By Chris Rogers
It dates back 30,000 years to Cro-Magnon days, and what a painter does in a few quick brushstrokes can take hours in this medium. Nevertheless, Poul Onderko has been turning out original thread art since the 1970s. These unique paintings are coveted by collectors across Europe, the United States, and right here in Brazos Valley.
“In the ’70s, I married a woman of Pennsylvania Dutch heritage,” says Onderko. “She loved embroidering flowers on clothing. My brother is a painter. I experimented with everything from pencil to oil paints yet found nothing engaging until I tried my wife’s process — needle and thread. My business was landscaping, so I created a landscaping scene with Disney characters, which I embroidered on a shirt. Many weeks and pricked fingers later, I knew I’d discovered a medium that intrigued me.”
From shirts, Onderko turned to denim jackets. He learned the hard way that threading six strands of floss through the eye of a needle was only the first problem.
“A shot glass, which has a little pit in the bottom, made threading the needle easier,” he says. “But then I had to pull the needle and all that thread through a piece of denim — again and again and again...”
Cartoon characters led to more challenging original designs in the 1980s. For his sister, Onderko embellished a denim jacket with a pair of horses.
“Visiting my sister in Arizona, I began sketching buffalo, birds, little native fetishes, and developing these into thread-art,” says Onderko.
With the arrival of the 1990s, Onderko, now remarried and employed by a casino security firm, moved to the border of Arizona and Nevada.
“I spent a lot of time in the desert, fascinated with the environment of cactus and flowers, lizards, roadrunners, and other desert dwellers,” he says. “Then I discovered Navaho kachina dolls.”
In his research, Onderko visited the Heard Museum, learning that kachinas are carved to represent immortal beings who bring rain, control other aspects of nature, and relay messages between the human and spirit worlds. Specific figures represent months in a ceremonial calendar.
“From museum books and pictures, I created a colorful group of individual kachinas representing the season of the spring festival,” says Onderko. “I took it to a gallery. They bought it, framed it, and sold it. I made another one, even more colorful, sent a snapshot to the Navaho Nation, and they brought me slides painted with the true traditional colors for my next version. Each of those thread paintings represented months of work, but what can I say? I enjoy doing it.”
Much of Onderko’s art is donated to various officials, dignitaries, and museums. “A judge in Nevada has three eagles in his chambers,” says Onderko. “The Clark County Town Hall has a Native American scene with a desert background, the constable’s office in Laughlin Township has a piece of my art, and the casino’s director of security has two pieces. Here in Texas, Brazos County Sheriff Chris Kirk has a piece in his office. A picture of a buffalo soldier hangs in the African American Museum in Bryan. A portrait of Lawrence Sullivan Ross, Texas A&M legendary and former Texas governor, is owned by Citizens Bank.”

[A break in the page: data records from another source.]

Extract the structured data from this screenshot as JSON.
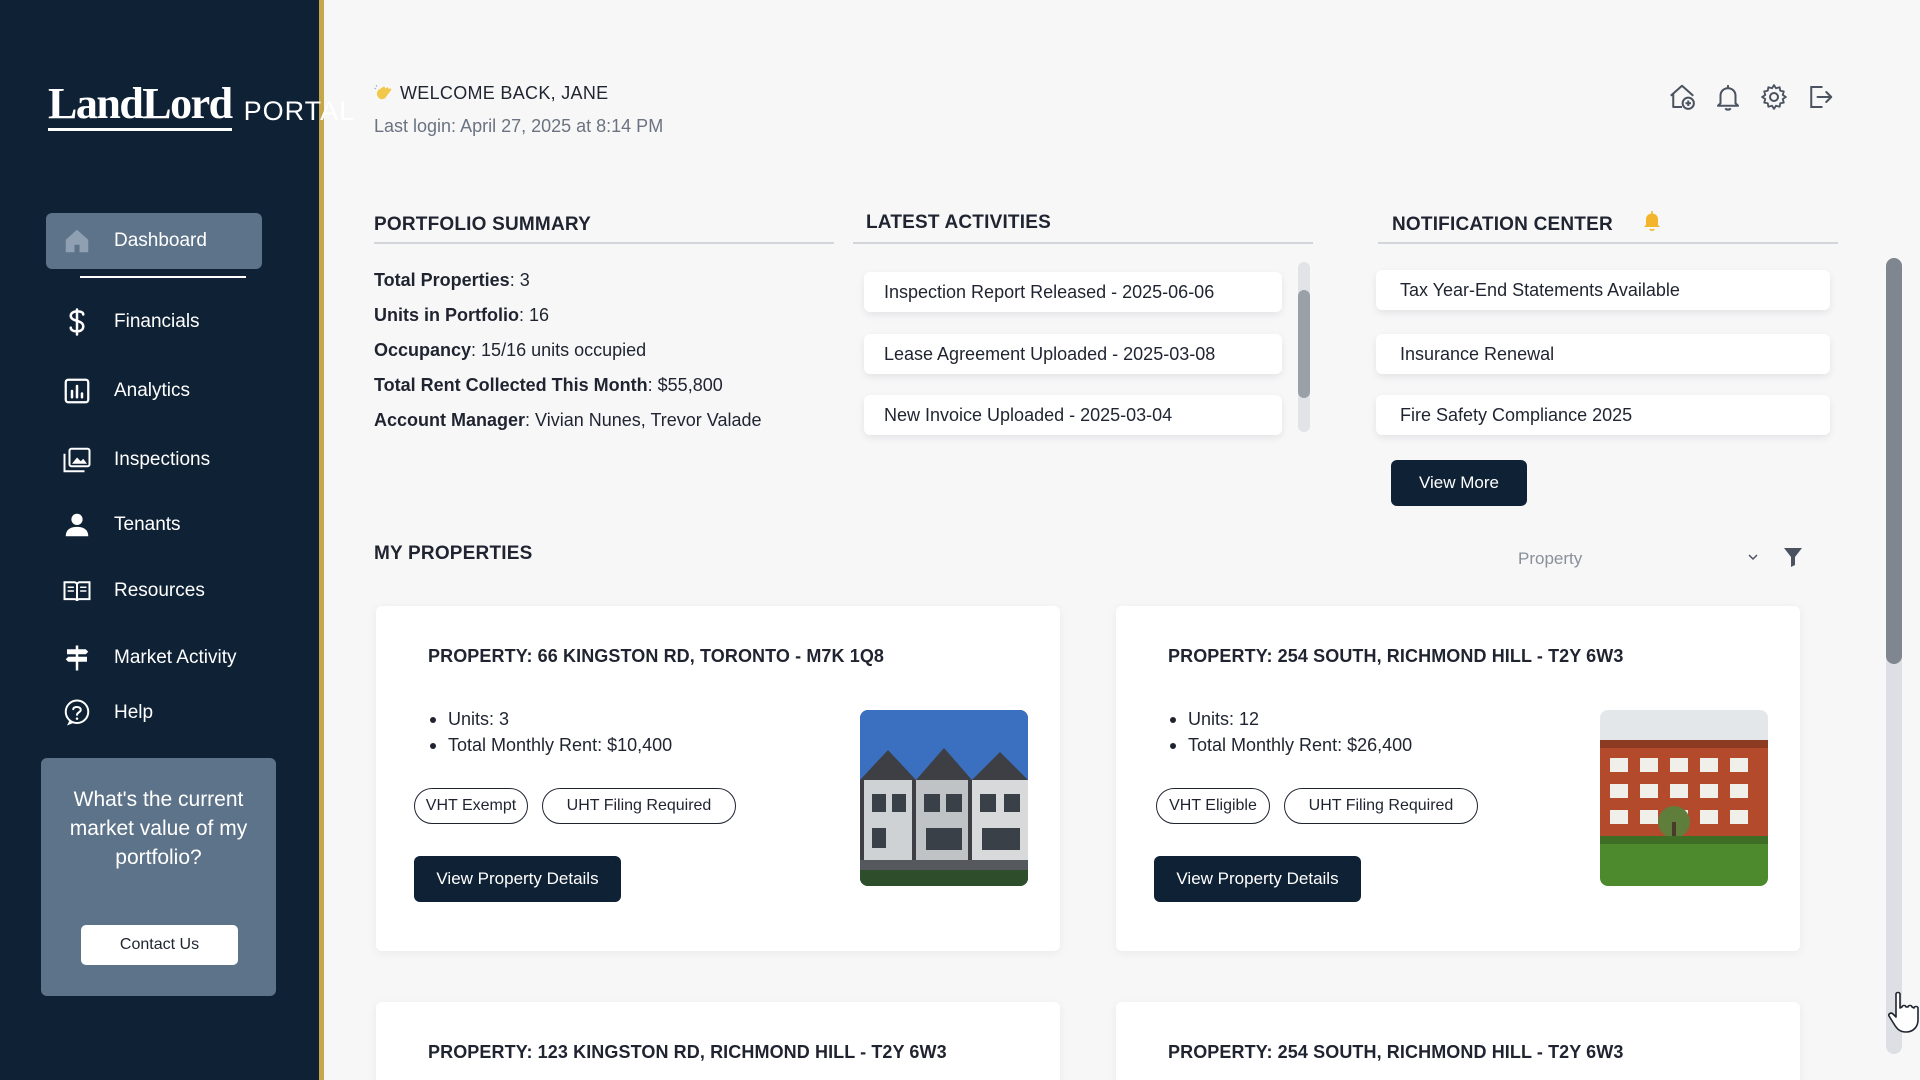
{
  "brand": {
    "logo_main": "LandLord",
    "logo_sub": "PORTAL"
  },
  "sidebar": {
    "items": [
      {
        "label": "Dashboard",
        "icon": "home-icon",
        "active": true
      },
      {
        "label": "Financials",
        "icon": "dollar-icon"
      },
      {
        "label": "Analytics",
        "icon": "bar-chart-icon"
      },
      {
        "label": "Inspections",
        "icon": "photo-gallery-icon"
      },
      {
        "label": "Tenants",
        "icon": "person-icon"
      },
      {
        "label": "Resources",
        "icon": "book-icon"
      },
      {
        "label": "Market Activity",
        "icon": "signpost-icon"
      },
      {
        "label": "Help",
        "icon": "help-icon"
      }
    ],
    "promo": {
      "text": "What's the current market value of my portfolio?",
      "button": "Contact Us"
    }
  },
  "header": {
    "welcome": "WELCOME BACK, JANE",
    "last_login": "Last login: April 27, 2025 at 8:14 PM",
    "icons": [
      "add-property-icon",
      "bell-icon",
      "gear-icon",
      "logout-icon"
    ]
  },
  "portfolio_summary": {
    "title": "PORTFOLIO SUMMARY",
    "rows": [
      {
        "label": "Total Properties",
        "value": ": 3"
      },
      {
        "label": "Units in Portfolio",
        "value": ": 16"
      },
      {
        "label": "Occupancy",
        "value": ": 15/16 units occupied"
      },
      {
        "label": "Total Rent Collected This Month",
        "value": ": $55,800"
      },
      {
        "label": "Account Manager",
        "value": ": Vivian Nunes, Trevor Valade"
      }
    ]
  },
  "latest_activities": {
    "title": "LATEST ACTIVITIES",
    "items": [
      "Inspection Report Released - 2025-06-06",
      "Lease Agreement Uploaded - 2025-03-08",
      "New Invoice Uploaded - 2025-03-04"
    ]
  },
  "notification_center": {
    "title": "NOTIFICATION CENTER",
    "items": [
      "Tax Year-End Statements Available",
      "Insurance Renewal",
      "Fire Safety Compliance 2025"
    ],
    "view_more": "View More"
  },
  "my_properties": {
    "title": "MY PROPERTIES",
    "filter_label": "Property",
    "view_details_label": "View Property Details",
    "cards": [
      {
        "title": "PROPERTY: 66 KINGSTON RD, TORONTO - M7K 1Q8",
        "units": "Units: 3",
        "rent": "Total Monthly Rent: $10,400",
        "tags": [
          "VHT Exempt",
          "UHT Filing Required"
        ]
      },
      {
        "title": "PROPERTY: 254 SOUTH, RICHMOND HILL - T2Y 6W3",
        "units": "Units: 12",
        "rent": "Total Monthly Rent: $26,400",
        "tags": [
          "VHT Eligible",
          "UHT Filing Required"
        ]
      },
      {
        "title": "PROPERTY: 123 KINGSTON RD, RICHMOND HILL - T2Y 6W3"
      },
      {
        "title": "PROPERTY: 254 SOUTH, RICHMOND HILL - T2Y 6W3"
      }
    ]
  },
  "colors": {
    "navy": "#0f2134",
    "slate": "#5d7389",
    "gold": "#c6a64a",
    "bell": "#f2b52b"
  }
}
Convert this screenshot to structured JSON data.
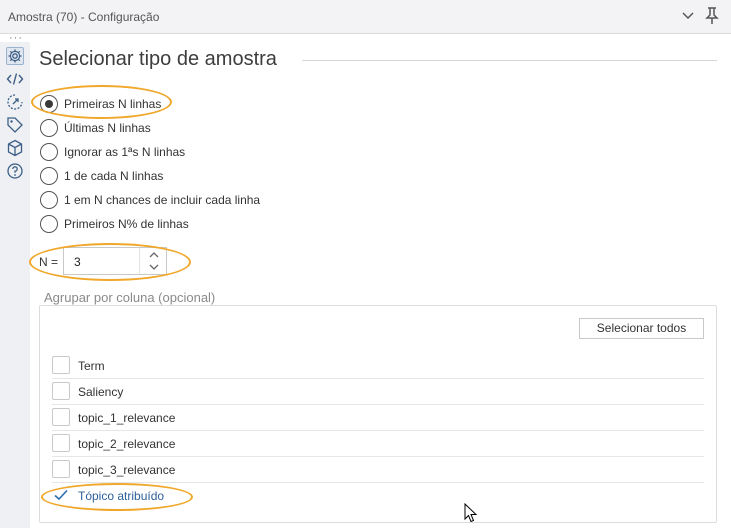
{
  "window": {
    "title": "Amostra (70) - Configuração"
  },
  "titlebar_icons": [
    "chevron-down-icon",
    "pin-icon"
  ],
  "sidebar": {
    "overflow": "···",
    "items": [
      {
        "icon": "gear-icon",
        "active": true
      },
      {
        "icon": "code-icon",
        "active": false
      },
      {
        "icon": "annotation-icon",
        "active": false
      },
      {
        "icon": "tag-icon",
        "active": false
      },
      {
        "icon": "cube-icon",
        "active": false
      },
      {
        "icon": "help-icon",
        "active": false
      }
    ]
  },
  "main": {
    "heading": "Selecionar tipo de amostra",
    "sample_options": [
      {
        "label": "Primeiras N linhas",
        "checked": true
      },
      {
        "label": "Últimas N linhas",
        "checked": false
      },
      {
        "label": "Ignorar as 1ªs N linhas",
        "checked": false
      },
      {
        "label": "1 de cada N linhas",
        "checked": false
      },
      {
        "label": "1 em N chances de incluir cada linha",
        "checked": false
      },
      {
        "label": "Primeiros N% de linhas",
        "checked": false
      }
    ],
    "n_field": {
      "label": "N =",
      "value": "3"
    },
    "group_by": {
      "label": "Agrupar por coluna (opcional)",
      "select_all_label": "Selecionar todos",
      "columns": [
        {
          "label": "Term",
          "checked": false
        },
        {
          "label": "Saliency",
          "checked": false
        },
        {
          "label": "topic_1_relevance",
          "checked": false
        },
        {
          "label": "topic_2_relevance",
          "checked": false
        },
        {
          "label": "topic_3_relevance",
          "checked": false
        },
        {
          "label": "Tópico atribuído",
          "checked": true
        }
      ]
    }
  },
  "colors": {
    "highlight": "#f0a72a",
    "selected_text": "#2d5f9a",
    "check": "#2b6cb0"
  }
}
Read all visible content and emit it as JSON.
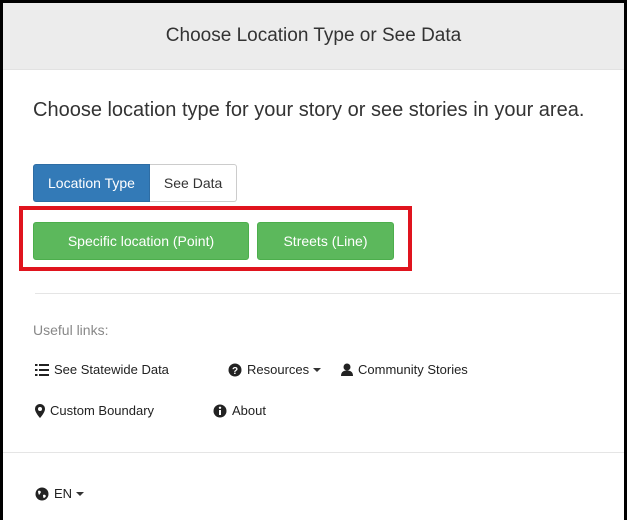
{
  "header": {
    "title": "Choose Location Type or See Data"
  },
  "main": {
    "prompt": "Choose location type for your story or see stories in your area.",
    "tabs": [
      {
        "label": "Location Type",
        "active": true
      },
      {
        "label": "See Data",
        "active": false
      }
    ],
    "actions": [
      {
        "label": "Specific location (Point)"
      },
      {
        "label": "Streets (Line)"
      }
    ],
    "useful_links_label": "Useful links:",
    "links": [
      {
        "label": "See Statewide Data",
        "icon": "list-icon"
      },
      {
        "label": "Resources",
        "icon": "question-circle-icon"
      },
      {
        "label": "Community Stories",
        "icon": "user-icon"
      },
      {
        "label": "Custom Boundary",
        "icon": "map-marker-icon"
      },
      {
        "label": "About",
        "icon": "info-circle-icon"
      }
    ]
  },
  "footer": {
    "language": "EN",
    "icon": "globe-icon"
  },
  "colors": {
    "primary": "#337ab7",
    "success": "#5cb85c",
    "highlight": "#e0141e",
    "header_bg": "#ececec"
  }
}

Now a member of the Brazos Valley Art League and American Embroiderers Guild, Onderko’s interest is devoted to portraits. His renderings of Barbara Bush and George H. W. Bush may soon find their place as contributions to the George H.W. Bush Presidential Library and Museum. Artwork Onderko doesn’t donate, however, can bring hefty prices as compared to a painting of similar size.
“My brother might paint a monarch butterfly in two hours. That same butterfly in thread? Days.” To other artists considering this challenging medium, Onderko says, “Time and interest are key, and patience is a virtue. This art I love takes a lot of patience.”